Как королева заставила себя заключить союз с тем, кого, по сути, должна обвинять в гибели своих сыновей? Вот что было для меня загадкой, вот что вызывало у меня особое отвращение. И как могла эта девица весело танцевать с придворными своего дяди-короля, если именно он был и убийцей ее братьев, и ее тюремщиком, из-за которого она лучшие годы детства и юности провела в заточении? Нет, это было попросту недоступно моему пониманию! Что же касается королевы, то она всегда отличалась тщеславием и стремилась лишь к собственному спокойствию и удовольствиям. Для меня не было ничего удивительного в том, что ее вполне устроила перспектива поселиться в хорошеньком поместье, а также — несомненно! — возможность отличной пенсии и приятного, обеспеченного существования. Вряд ли она вообще была способна оплакивать своих сыновей, раз приняла свободу из рук их убийцы.
Поместье Хейтсбери, еще бы! Я прекрасно знала этот дом. Там ей, разумеется, будет в высшей степени удобно; мало того, она будет окружена роскошью, и, не сомневаюсь, хозяин поместья, Джон Несфилд, позволит ей заказывать все, что ей заблагорассудится.

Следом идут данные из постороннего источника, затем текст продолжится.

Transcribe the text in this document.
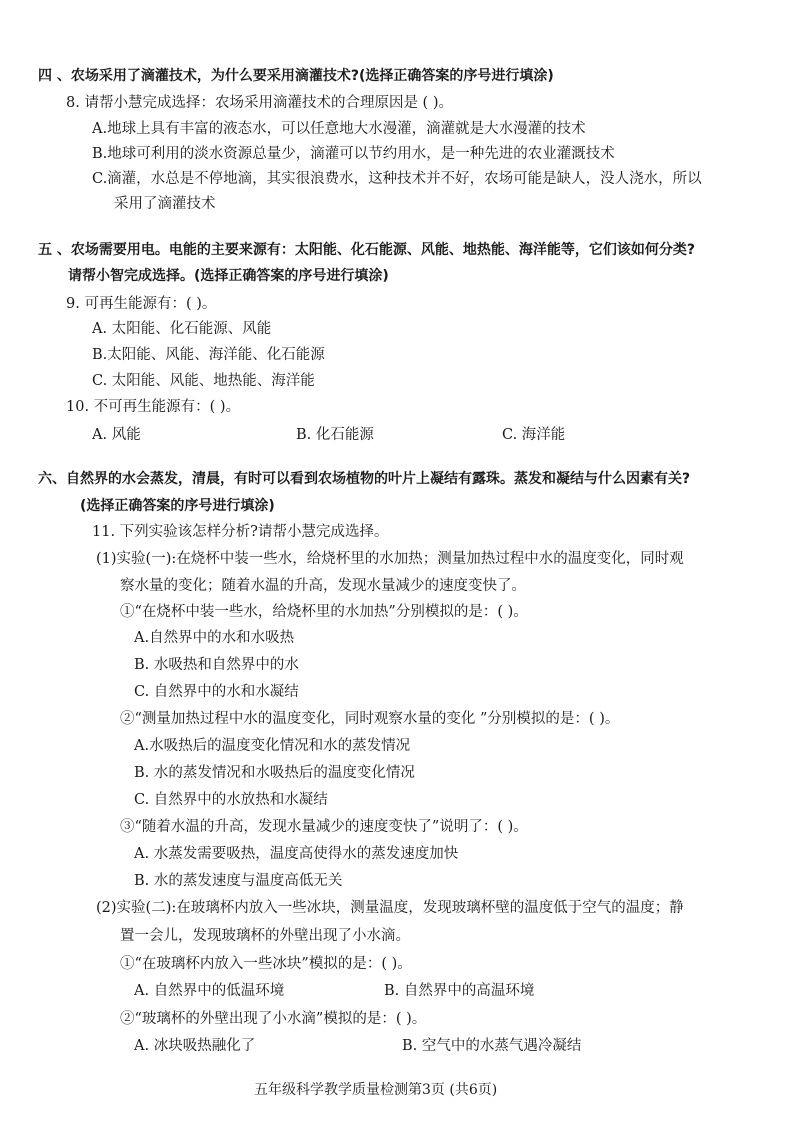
四 、农场采用了滴灌技术，为什么要采用滴灌技术?(选择正确答案的序号进行填涂)
8. 请帮小慧完成选择：农场采用滴灌技术的合理原因是 ( )。
A.地球上具有丰富的液态水，可以任意地大水漫灌，滴灌就是大水漫灌的技术
B.地球可利用的淡水资源总量少，滴灌可以节约用水，是一种先进的农业灌溉技术
C.滴灌，水总是不停地滴，其实很浪费水，这种技术并不好，农场可能是缺人，没人浇水，所以
采用了滴灌技术
五 、农场需要用电。电能的主要来源有：太阳能、化石能源、风能、地热能、海洋能等，它们该如何分类?
请帮小智完成选择。(选择正确答案的序号进行填涂)
9. 可再生能源有：( )。
A. 太阳能、化石能源、风能
B.太阳能、风能、海洋能、化石能源
C. 太阳能、风能、地热能、海洋能
10. 不可再生能源有：( )。
A. 风能	B. 化石能源	C. 海洋能
六、自然界的水会蒸发，清晨，有时可以看到农场植物的叶片上凝结有露珠。蒸发和凝结与什么因素有关?
(选择正确答案的序号进行填涂)
11. 下列实验该怎样分析?请帮小慧完成选择。
(1)实验(一):在烧杯中装一些水，给烧杯里的水加热；测量加热过程中水的温度变化，同时观
察水量的变化；随着水温的升高，发现水量减少的速度变快了。
①“在烧杯中装一些水，给烧杯里的水加热”分别模拟的是：( )。
A.自然界中的水和水吸热
B. 水吸热和自然界中的水
C. 自然界中的水和水凝结
②“测量加热过程中水的温度变化，同时观察水量的变化 ”分别模拟的是：( )。
A.水吸热后的温度变化情况和水的蒸发情况
B. 水的蒸发情况和水吸热后的温度变化情况
C. 自然界中的水放热和水凝结
③“随着水温的升高，发现水量减少的速度变快了”说明了：( )。
A. 水蒸发需要吸热，温度高使得水的蒸发速度加快
B. 水的蒸发速度与温度高低无关
(2)实验(二):在玻璃杯内放入一些冰块，测量温度，发现玻璃杯壁的温度低于空气的温度；静
置一会儿，发现玻璃杯的外壁出现了小水滴。
①“在玻璃杯内放入一些冰块”模拟的是：( )。
A. 自然界中的低温环境	B. 自然界中的高温环境
②“玻璃杯的外壁出现了小水滴”模拟的是：( )。
A. 冰块吸热融化了	B. 空气中的水蒸气遇冷凝结
五年级科学教学质量检测第3页 (共6页)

Мужчины всегда были готовы из кожи вон лезть, лишь бы угодить этой Елизавете Вудвилл. Стоило им увидеть ее хорошенькое личико, и они сразу резко глупели. Вот и на этот раз, даже подняв мятеж, во время которого полегло немало хороших людей, а я вообще потеряла все на свете, она, судя по всему, выйдет сухой из воды.
Впрочем, ее дочь, наверное, в тысячу раз хуже, раз приняла свободу на таких условиях, а теперь еще и блистает при дворе, шьет себе красивые наряды и служит фрейлиной у какой-то узурпаторши, отнявшей трон у ее матери, королевы Елизаветы! У меня просто слов не было, чтобы выразить охватившее меня возмущение; я даже молиться не могла; я попросту лишилась дара речи, видя подобное проявление лжи и тщеславия. Да уж, и эта Йоркская королева, и эта Йоркская принцесса показали, на что способны. Теперь я могла лишь придумывать для них наказание за то, что они покинули убежище, а сама я по-прежнему находилась под арестом и чувствовала себя поверженной в прах. Разве это честно после всего того, что нам довелось пережить вместе? Разве честно, что бывшей королеве Йорков в очередной раз удалось избегнуть смертельной опасности, избавиться от заточения и преспокойно поселиться в чудесном доме, в самом сердце Англии, воспитывать своих дочерей в надежде, что вскоре они удачно выйдут замуж за кого-то, выбранного ей самой из числа друзей и соседей-аристократов? Разве честно, что принцесса Йоркская после такого унижения стала фавориткой двора, обожаемой племянницей своего дяди и любимицей всего народа, а я окончательно сброшена со счетов? Господь не может действительно хотеть этого! Он не может позволить этим женщинам жить спокойно и счастливо, тогда как мой сын находится в ссылке! Нет, я не верю, что такова Его воля! Бог должен возжелать справедливости, должен возжелать для них справедливого наказания. Или даже их полного падения. Пусть же Он захочет, чтобы эта ветвь сгорела дотла! Пусть почует запах дыма от того костра, на котором они будут принесены в жертву. И пусть Господь знает: я стану послушным инструментом в Его руках, воплощением Его воли, если Он решит вложить оружие в мою руку.